During a hearing before the International Accounting Standards Board earlier this week, FASB technical director Russell Golden gave the following example. A company concludes it needs to record an OTTI charge on a held-to-maturity security and marks that impairment to market. Under current rules, the company would records the total impairment ($200 million, say) on its income statement. Under the new guidance, the company would subtract the non-credit portion of that loss ($190 million, for example) and put that in OCI. Only the leftover credit amount ($10 million) would hit net income.
Even though the non-credit amount would be removed from earnings, companies would still have to show that the subtraction was made, adding another line item to the income statement, explains Dennis Beresford, a professor of accounting at the University of Georgia, who supports the overall proposal. (He believes, however, that the data would be better disclosed in footnotes.)
The decision to separate credit and non-credit losses split the FASB board, with two of the five members, Thomas Linsmeier and Marc Siegel, believing OTTI charges should be “fully reflected in earnings as an unrealized loss,” according to the dissenting view included in the proposal.
The majority ruled, however. FASB released a package of proposed guidance for issues related to fair-value accounting earlier this week after lawmakers demanded immediate action from the standard-setter to help improve the financial markets. The five-member board quickly deliberated the guidelines early Monday morning and published them for a 15-day public comment period in an abnormally fast turnaround on Tuesday night. In a December 30, 2008 report to Congress on fair value, the Securities and Exchange Commission had asked FASB to modify its OTTI guidance.

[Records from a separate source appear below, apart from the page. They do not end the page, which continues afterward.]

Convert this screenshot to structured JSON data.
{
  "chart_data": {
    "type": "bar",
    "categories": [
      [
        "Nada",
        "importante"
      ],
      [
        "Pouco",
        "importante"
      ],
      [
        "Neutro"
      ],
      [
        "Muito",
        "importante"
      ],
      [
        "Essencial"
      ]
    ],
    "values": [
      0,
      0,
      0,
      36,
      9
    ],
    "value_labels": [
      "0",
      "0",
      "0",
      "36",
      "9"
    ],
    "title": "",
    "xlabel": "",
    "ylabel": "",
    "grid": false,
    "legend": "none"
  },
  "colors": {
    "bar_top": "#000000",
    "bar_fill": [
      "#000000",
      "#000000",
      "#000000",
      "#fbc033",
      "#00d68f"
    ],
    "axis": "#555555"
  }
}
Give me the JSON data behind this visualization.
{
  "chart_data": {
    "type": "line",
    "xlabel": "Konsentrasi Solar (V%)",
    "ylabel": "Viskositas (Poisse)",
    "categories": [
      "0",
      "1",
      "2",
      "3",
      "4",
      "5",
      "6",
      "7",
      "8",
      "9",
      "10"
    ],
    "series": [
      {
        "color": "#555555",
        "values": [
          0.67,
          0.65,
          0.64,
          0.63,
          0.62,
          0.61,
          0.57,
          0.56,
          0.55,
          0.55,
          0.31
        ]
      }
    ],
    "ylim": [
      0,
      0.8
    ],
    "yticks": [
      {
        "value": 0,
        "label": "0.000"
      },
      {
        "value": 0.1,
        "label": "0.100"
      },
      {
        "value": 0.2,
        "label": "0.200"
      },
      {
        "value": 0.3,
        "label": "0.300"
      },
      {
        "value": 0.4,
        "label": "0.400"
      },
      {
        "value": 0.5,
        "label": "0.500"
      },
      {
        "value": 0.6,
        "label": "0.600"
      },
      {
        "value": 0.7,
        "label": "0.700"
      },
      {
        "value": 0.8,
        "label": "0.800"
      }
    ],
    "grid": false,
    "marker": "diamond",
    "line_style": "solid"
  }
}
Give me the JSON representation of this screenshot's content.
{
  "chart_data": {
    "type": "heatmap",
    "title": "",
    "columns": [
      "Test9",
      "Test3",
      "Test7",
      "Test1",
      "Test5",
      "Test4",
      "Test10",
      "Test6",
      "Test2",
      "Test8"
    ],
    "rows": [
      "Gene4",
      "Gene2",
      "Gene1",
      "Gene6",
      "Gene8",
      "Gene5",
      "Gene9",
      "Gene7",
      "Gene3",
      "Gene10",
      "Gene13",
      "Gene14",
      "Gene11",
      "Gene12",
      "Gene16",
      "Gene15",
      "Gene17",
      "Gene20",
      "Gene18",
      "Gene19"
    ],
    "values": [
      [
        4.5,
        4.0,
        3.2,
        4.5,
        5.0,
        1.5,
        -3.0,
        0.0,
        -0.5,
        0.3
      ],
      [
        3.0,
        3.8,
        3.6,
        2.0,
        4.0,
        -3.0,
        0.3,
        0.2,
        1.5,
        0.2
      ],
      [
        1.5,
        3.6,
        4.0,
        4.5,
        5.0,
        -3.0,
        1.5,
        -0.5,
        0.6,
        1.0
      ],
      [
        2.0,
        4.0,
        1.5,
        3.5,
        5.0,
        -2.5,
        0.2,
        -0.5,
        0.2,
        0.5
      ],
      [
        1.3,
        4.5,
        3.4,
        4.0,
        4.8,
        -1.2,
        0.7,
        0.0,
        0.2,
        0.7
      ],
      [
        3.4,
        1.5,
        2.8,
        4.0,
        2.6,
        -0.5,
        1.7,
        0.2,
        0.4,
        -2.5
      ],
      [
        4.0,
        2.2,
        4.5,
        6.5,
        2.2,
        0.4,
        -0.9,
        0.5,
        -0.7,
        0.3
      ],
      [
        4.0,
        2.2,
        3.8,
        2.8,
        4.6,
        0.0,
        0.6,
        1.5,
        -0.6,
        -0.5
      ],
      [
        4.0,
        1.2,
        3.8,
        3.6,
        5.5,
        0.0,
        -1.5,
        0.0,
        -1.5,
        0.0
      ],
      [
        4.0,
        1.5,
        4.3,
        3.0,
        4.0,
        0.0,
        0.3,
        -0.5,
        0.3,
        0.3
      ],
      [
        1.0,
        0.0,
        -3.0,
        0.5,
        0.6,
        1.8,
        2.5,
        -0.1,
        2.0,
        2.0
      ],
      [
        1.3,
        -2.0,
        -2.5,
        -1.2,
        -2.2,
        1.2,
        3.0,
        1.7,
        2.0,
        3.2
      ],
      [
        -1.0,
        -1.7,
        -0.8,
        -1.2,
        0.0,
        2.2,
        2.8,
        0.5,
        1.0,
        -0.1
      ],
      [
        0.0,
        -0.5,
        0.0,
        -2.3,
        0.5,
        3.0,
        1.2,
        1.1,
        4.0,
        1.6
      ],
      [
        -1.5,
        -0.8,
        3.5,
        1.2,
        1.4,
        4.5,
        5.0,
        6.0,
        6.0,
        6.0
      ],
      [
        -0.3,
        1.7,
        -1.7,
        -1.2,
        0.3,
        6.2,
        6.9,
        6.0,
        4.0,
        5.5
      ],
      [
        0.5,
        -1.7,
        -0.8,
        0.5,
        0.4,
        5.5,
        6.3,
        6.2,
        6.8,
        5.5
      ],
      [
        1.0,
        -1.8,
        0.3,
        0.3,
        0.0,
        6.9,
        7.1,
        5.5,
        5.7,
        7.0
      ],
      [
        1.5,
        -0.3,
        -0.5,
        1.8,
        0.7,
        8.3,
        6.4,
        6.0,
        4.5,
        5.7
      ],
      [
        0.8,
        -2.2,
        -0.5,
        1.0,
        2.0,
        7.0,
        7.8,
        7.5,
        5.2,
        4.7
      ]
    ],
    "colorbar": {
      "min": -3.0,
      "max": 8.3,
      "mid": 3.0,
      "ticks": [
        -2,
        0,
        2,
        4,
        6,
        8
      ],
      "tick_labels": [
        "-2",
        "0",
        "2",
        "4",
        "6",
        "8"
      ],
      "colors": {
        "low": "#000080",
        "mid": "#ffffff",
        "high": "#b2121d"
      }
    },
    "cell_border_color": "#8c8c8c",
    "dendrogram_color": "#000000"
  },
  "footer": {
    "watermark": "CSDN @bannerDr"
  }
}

FASB’s proposed OTTI guidelines would change when charges stemming from changes in the fair value of debt and equity securities are recorded in earnings. “It’s probably a good compromise,” says Jay Hanson, national director of accounting at McGladrey & Pullen, whose clients include community banks. “They have not backed off of fair value at all but provided some relief.”
Any company that holds debt securities that have been hampered by current market conditions will benefit from the changes, says Jeffrey Ellis, a managing director at Huron Consulting. However, he adds, investors’ views of banks’ capital – which have been the most affected by OTTI charges related to fair value – may not change. That’s because most investors seem instead to be zeroing in on another metric, tangible common equity (book value minus intangible assets, goodwill, and preferred equity.)
Critics of the current OTTI rules believe banks in particular have unduly had to take damaging hits to their earnings to account for their impaired assets, such as mortgage-backed securities, which they have no immediate intentions to offload and which they expect will bring in cash down the road when the financial markets improve. The current rules don’t take into account an asset’s expected cash flows, a concern that some FASB members share.
Some of the language in FASB’s OTTI proposal might spawn confusion. Under the current rule FAS 115, Accounting for Certain Investments in Debt and Equity Securities, when determining whether an OTTI exists, companies are expected to predict when an impaired asset will recover in value and forecast that they intend and can hold onto it during that time period – a judgment call that can easily be second-guessed by auditors. FASB has now flipped the positive wording into a negative, which could be misconstrued as creating a new loophole, some think. The FASB proposal says, “management would be required to assert that (a) it does not have the intent to sell the security and (b) it is more likely than not that it will not have to sell the security before recovery of its cost basis.”
Hanson, a member of FASB’s Emerging Issues Task Force, says he first read this to mean companies that do intend to offload an asset could say they do not and not take any impairment charge until they sell it, presumably when its market recovers. This interpretation would likely result in a sharp decrease in OTTI charges — an interpretation the proposal’s supporters on the board may not intend. Depending on the feedback it gets in comment letters, the board will likely change the proposal to make its intentions clearer, according to Hanson.
If approved, the OTTI guidance would become effective for interim and annual periods ending after March 15, 2009. FASB has issued the proposal for a 15-day comment period, ending April 1, an unusually short time frame to consider all the feedback the board will receive. The board will vote on its proposals, including the new guidance for FAS 157, on April 2. Late last year, the last time the board proposed changes to OTTI guidance, it received nearly 300 letters.